De modo particular, experimentamos la profunda comunicación con los bienaventurados cuando celebramos la memoria litúrgica de santos concretos, en las ceremonias de beatificación y canonización y, especialmente, en la Solemnidad de Todos los Santos. En esos momentos, la Iglesia no sólo aclama con agradecimiento la obra divina en la vida de tantos hombres y mujeres, sino que pide de Dios −y de algún modo consigue− unirse a la compañía de los bienaventurados. Aeterna fac cum sanctis tuis in gloria numerari... ¡Haz que nos asociemos a tus santos en la gloria eterna![19].
De un modo misterioso pero real, la celebración litúrgica pone a los fieles −sujetos inmersos en la historia, peregrinantes, pecadores− en comunicación con Cristo sentado en gloria a la derecha del Padre, junto con los ángeles y santos «que gritaban con fuerte voz: −¡La salvación viene de nuestro Dios, que se sienta sobre el trono, y del Cordero!»[20]. Realiza ya, aunque sólo de modo parcial, la vida con la Trinidad que esperamos alcanzar al final de los tiempos: «en la liturgia terrena pregustamos y tomamos parte en aquella liturgia celestial, que se celebra en la santa ciudad de Jerusalén, hacia la cual nos dirigimos como peregrinos, y donde Cristo está sentado a la diestra de Dios como ministro del santuario y del tabernáculo verdadero, cantamos al Señor el himno de gloria con todo el ejército celestial; venerando la memoria de los santos, esperamos tener parte con ellos y gozar de su compañía; aguardamos al Salvador, Nuestro Señor Jesucristo, hasta que se manifieste Él, nuestra vida, y nosotros nos manifestemos también gloriosos con El»[21].
J. José Alviar
Notas
[1] San Josemaría, Camino, n. 85.
[2] Liturgia Hispánica.
[3] Misal Romano, Aclamación tras la Consagración.
[4] Liturgia de Santiago.
[5] Hb 11, 1.
[6] Benedicto XVI, Litt. enc.
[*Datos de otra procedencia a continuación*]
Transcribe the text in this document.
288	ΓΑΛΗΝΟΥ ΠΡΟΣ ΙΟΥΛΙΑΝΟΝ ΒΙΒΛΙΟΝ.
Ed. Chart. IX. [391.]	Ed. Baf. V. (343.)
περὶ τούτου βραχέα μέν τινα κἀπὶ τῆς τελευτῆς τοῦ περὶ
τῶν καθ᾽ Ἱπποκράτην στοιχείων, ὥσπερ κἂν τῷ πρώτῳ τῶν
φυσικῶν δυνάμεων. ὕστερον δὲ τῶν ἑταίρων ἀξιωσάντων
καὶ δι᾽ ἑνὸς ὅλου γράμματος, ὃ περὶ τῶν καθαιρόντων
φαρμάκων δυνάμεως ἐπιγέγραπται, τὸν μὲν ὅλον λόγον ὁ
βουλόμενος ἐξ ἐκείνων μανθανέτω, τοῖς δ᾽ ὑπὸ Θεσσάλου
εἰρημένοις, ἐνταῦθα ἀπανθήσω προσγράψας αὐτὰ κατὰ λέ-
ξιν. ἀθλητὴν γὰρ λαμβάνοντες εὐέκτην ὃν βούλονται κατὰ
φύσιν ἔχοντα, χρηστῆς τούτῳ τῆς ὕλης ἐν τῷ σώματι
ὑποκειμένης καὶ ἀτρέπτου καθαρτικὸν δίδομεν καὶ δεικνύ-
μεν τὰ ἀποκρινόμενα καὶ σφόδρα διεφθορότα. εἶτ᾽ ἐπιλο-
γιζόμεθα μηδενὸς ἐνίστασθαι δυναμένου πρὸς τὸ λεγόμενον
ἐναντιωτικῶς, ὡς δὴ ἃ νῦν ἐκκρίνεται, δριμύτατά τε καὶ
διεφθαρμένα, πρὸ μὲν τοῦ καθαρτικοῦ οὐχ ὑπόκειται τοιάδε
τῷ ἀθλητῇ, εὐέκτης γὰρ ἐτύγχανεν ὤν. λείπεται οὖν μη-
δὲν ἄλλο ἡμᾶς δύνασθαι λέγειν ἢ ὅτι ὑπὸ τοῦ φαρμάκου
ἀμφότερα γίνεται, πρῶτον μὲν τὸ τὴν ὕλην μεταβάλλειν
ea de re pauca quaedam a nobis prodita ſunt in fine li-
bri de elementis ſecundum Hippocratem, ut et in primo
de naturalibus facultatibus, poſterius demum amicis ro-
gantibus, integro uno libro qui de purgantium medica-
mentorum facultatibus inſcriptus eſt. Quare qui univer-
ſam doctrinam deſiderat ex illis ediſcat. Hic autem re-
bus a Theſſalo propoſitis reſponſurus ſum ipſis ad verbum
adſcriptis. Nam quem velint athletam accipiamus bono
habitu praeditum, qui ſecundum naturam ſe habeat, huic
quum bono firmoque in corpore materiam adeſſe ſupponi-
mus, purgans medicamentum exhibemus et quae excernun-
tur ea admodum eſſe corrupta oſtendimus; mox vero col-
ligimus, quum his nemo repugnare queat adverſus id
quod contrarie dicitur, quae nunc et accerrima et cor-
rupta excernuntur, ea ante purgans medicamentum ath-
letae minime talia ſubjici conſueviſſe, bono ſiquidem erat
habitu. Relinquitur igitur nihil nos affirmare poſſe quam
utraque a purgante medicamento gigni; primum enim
Spe salvi, 30 de noviembre de 2007, n. 2.
[7] Catecismo de la Iglesia católica, n. 1022.
[8] Ordo unctionis infirmorum, editio typica 1972, n. 146.
[9] Ordo exsequiarum, editio typica 1969, n. 195, n. 30.
[10] Misal Romano, Oración colecta de la misa exequial fuera del tiempo pascual, B.
[11] Misal Romano, Oración sobre las ofrendas, Misa en el aniversario de un difunto, D.
[12] Misal Romano, Oración colecta, Misa exequial, D.
[13] Misal Romano, Prefacio I de difuntos.
[14] Benedicto XVI, Spe salvi, n. 48.
[15] Ibid.
[16] Benedicto XVI, Exhort. apost. Sacramentum caritatis, 22 de febrero de 2007, n. 35.
[17] Ap, 5, 11.
[18] San Josemaría, Es Cristo que pasa, n. 89.
[19] Cfr. Himno Te Deum.
[20] Ap 7, 10.
[21] Concilio Vaticano II, Const. Sacrosanctum Concilium, n. 8.